LOS ANGELES (AP) - The NCAA has rejected Southern California’s appeal to reduce the sanctions imposed last year on its storied football program, according to a person with knowledge of the situation.
The person spoke on condition of anonymity Wednesday because the NCAA isn’t expected to announce its decision on the Trojans’ penalties until Thursday.
The Trojans have been told they must serve the second year of a two-year postseason ban, making them ineligible for the first Pac-12 title game this fall. USC also will lose 30 scholarships over the next three years in some of the harshest sanctions leveled against an NCAA football program in a quarter-century.
USC spokesman Tim Tessalone confirmed the school has received a response from the NCAA on its appeal, but NCAA rules prevent USC from commenting on the decision until its release Thursday.
The denial of the appeal was first reported by uscfootball.com.
Since 2008, only one appeal of NCAA sanctions has been successful. Another 10 appeals failed, and USC athletic director Pat Haden wasn’t terribly optimistic about his alma mater’s chances after the NCAA cited the Trojans for a lack of institutional control following a four-year investigation.
Haden, who took over the athletic department last July, and other USC officials went before the NCAA’s Infractions Appeals Committee in January. They asked the panel to reduce by half the harshest penalties handed down against the football program, arguing that the bowl ban and loss of scholarships was excessive.
USC asked for the bowl ban to be reduced to one year, with the scholarship penalties reduced to five a year over three years.

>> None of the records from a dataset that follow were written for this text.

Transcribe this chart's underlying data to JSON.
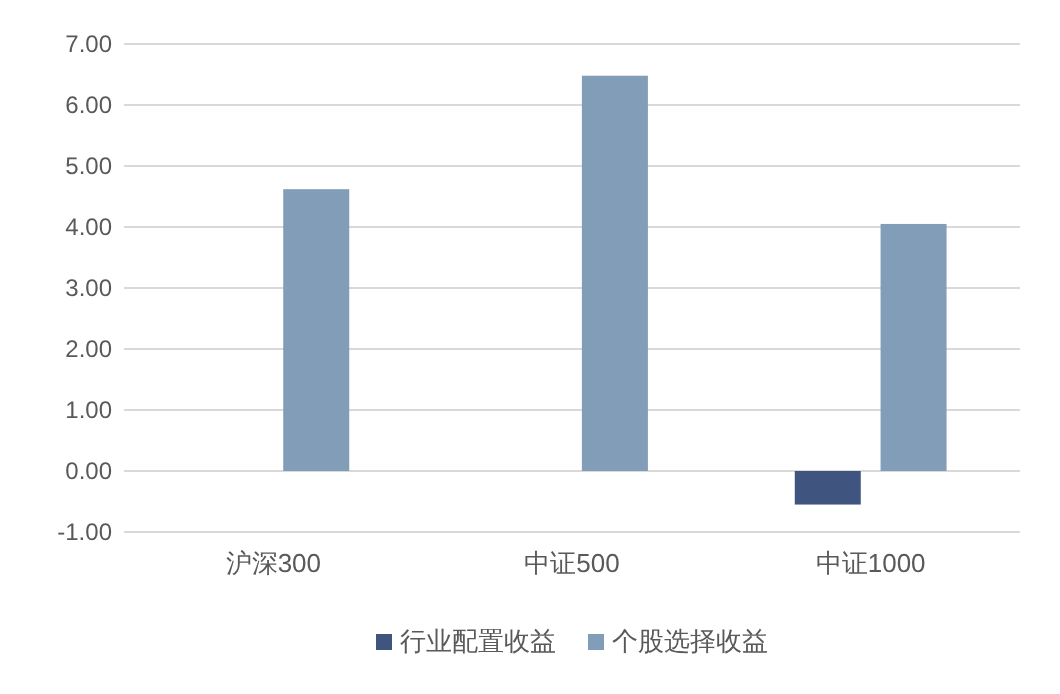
{
  "chart_data": {
    "type": "bar",
    "categories": [
      "沪深300",
      "中证500",
      "中证1000"
    ],
    "series": [
      {
        "name": "行业配置收益",
        "color": "#3f5580",
        "values": [
          0,
          0,
          -0.55
        ]
      },
      {
        "name": "个股选择收益",
        "color": "#819db8",
        "values": [
          4.62,
          6.48,
          4.05
        ]
      }
    ],
    "ylim": [
      -1,
      7
    ],
    "yticks": [
      {
        "value": -1,
        "label": "-1.00"
      },
      {
        "value": 0,
        "label": "0.00"
      },
      {
        "value": 1,
        "label": "1.00"
      },
      {
        "value": 2,
        "label": "2.00"
      },
      {
        "value": 3,
        "label": "3.00"
      },
      {
        "value": 4,
        "label": "4.00"
      },
      {
        "value": 5,
        "label": "5.00"
      },
      {
        "value": 6,
        "label": "6.00"
      },
      {
        "value": 7,
        "label": "7.00"
      }
    ],
    "grid": "y",
    "legend": "bottom"
  }
}
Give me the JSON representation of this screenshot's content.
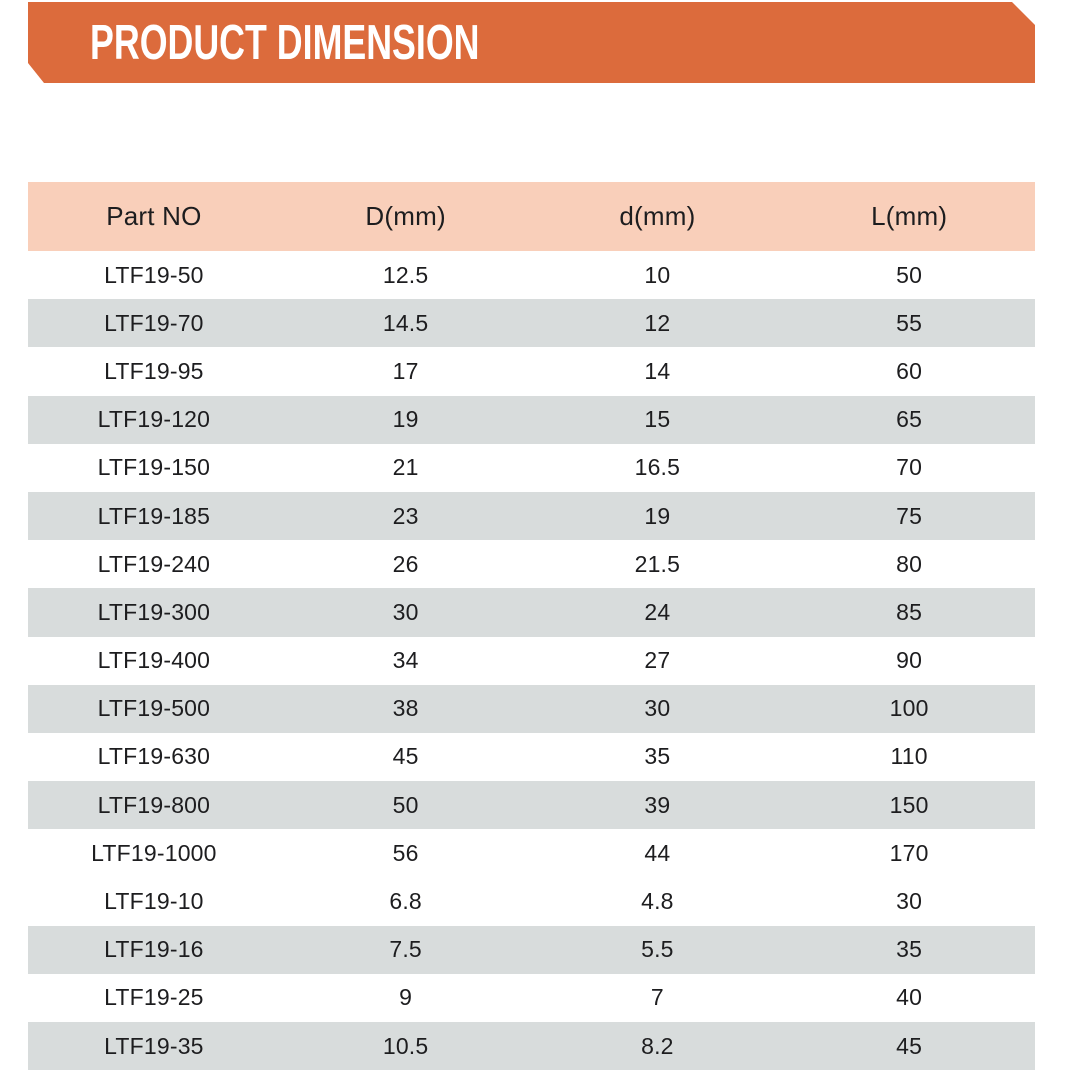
{
  "banner": {
    "title": "PRODUCT DIMENSION",
    "bg_color": "#dc6b3c",
    "text_color": "#ffffff"
  },
  "table": {
    "columns": [
      "Part NO",
      "D(mm)",
      "d(mm)",
      "L(mm)"
    ],
    "header_bg": "#f9cfba",
    "stripe_bg": "#d8dcdc",
    "row_bg": "#ffffff",
    "text_color": "#1d1d1f",
    "row_groups": [
      {
        "rows": [
          [
            "LTF19-50",
            "12.5",
            "10",
            "50"
          ],
          [
            "LTF19-70",
            "14.5",
            "12",
            "55"
          ],
          [
            "LTF19-95",
            "17",
            "14",
            "60"
          ],
          [
            "LTF19-120",
            "19",
            "15",
            "65"
          ],
          [
            "LTF19-150",
            "21",
            "16.5",
            "70"
          ],
          [
            "LTF19-185",
            "23",
            "19",
            "75"
          ],
          [
            "LTF19-240",
            "26",
            "21.5",
            "80"
          ],
          [
            "LTF19-300",
            "30",
            "24",
            "85"
          ],
          [
            "LTF19-400",
            "34",
            "27",
            "90"
          ],
          [
            "LTF19-500",
            "38",
            "30",
            "100"
          ],
          [
            "LTF19-630",
            "45",
            "35",
            "110"
          ],
          [
            "LTF19-800",
            "50",
            "39",
            "150"
          ],
          [
            "LTF19-1000",
            "56",
            "44",
            "170"
          ]
        ]
      },
      {
        "rows": [
          [
            "LTF19-10",
            "6.8",
            "4.8",
            "30"
          ],
          [
            "LTF19-16",
            "7.5",
            "5.5",
            "35"
          ],
          [
            "LTF19-25",
            "9",
            "7",
            "40"
          ],
          [
            "LTF19-35",
            "10.5",
            "8.2",
            "45"
          ]
        ]
      }
    ]
  }
}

Haden has said he won’t sue the NCAA if the appeal fails, which means the formidable recruiting skills of coach Lane Kiffin and defensive coordinator Ed Orgeron will be tested by scholarship limitations for the near future. Kiffin replaced Pete Carroll five months before the NCAA imposed the extensive penalties last June.
Kiffin spoke briefly to reporters Wednesday night in Pasadena, where he appeared with the USC Coaches Tour.
“We can’t do anything other than to say we received the decision,” Kiffin said, according to the Orange County Register. “We’re happy that it’s over, so we can move forward and deal with it.”
Kiffin and Orgeron stocked up on players earlier this year while the sanctions were under appeal, signing 22 recruits to letters of intent or scholarship agreements shortly after eight additional players enrolled in January.
The NCAA ruled Heisman Trophy winner Reggie Bush and basketball player O.J. Mayo had received improper benefits under the administration of athletic director Mike Garrett, Carroll and basketball coach Tim Floyd, who have all left the university. In addition to the football sanctions and self-imposed sanctions on the basketball program, USC was put on four years of probation.
Bush gave back his Heisman Trophy two months after USC removed its replica of the trophy and Bush’s jersey from places of honor in Heritage Hall.
USC’s seniors also were allowed to transfer to another school without sitting out a year, a sanction that Kiffin criticized as “free agency.” A few players left the Trojans after the sanctions were handed down, but most were backups unhappy with playing time.
The appeal’s rejection apparently means USC’s seniors still could transfer without sitting out a year.
Critics of the original NCAA ruling against USC thought the NCAA’s recent decisions involving football programs at Auburn and Ohio State would help the Trojans’ appeal.
Auburn quarterback Cam Newton was allowed to keep playing despite an NCAA ruling that his father had asked Mississippi State for cash when his son was being recruited out of junior college. Five Ohio State players then were suspended for the first five games of the 2011 season after the NCAA ruled they had sold their championship rings, jerseys and awards and received improper benefits from a tattoo parlor.
USC also made wholesale changes in its athletic department, including a dramatically beefed-up compliance unit.
USC will be limited to signing no more than 15 players to football scholarships over the next three years, 10 fewer than the standard limit.
Haden’s pessimism was grounded in a ruling last month when the NCAA upheld its punishment of former USC assistant Todd McNair for his role in the Bush case. McNair was Carroll’s assistant for six seasons, and the NCAA claimed McNair knew about some of the gifts lavished on Bush’s family by two aspiring sports marketers hoping to land Bush as a client.
McNair and USC’s attorneys hotly disputed the charge, but McNair’s contract wasn’t retained on Kiffin’s staff.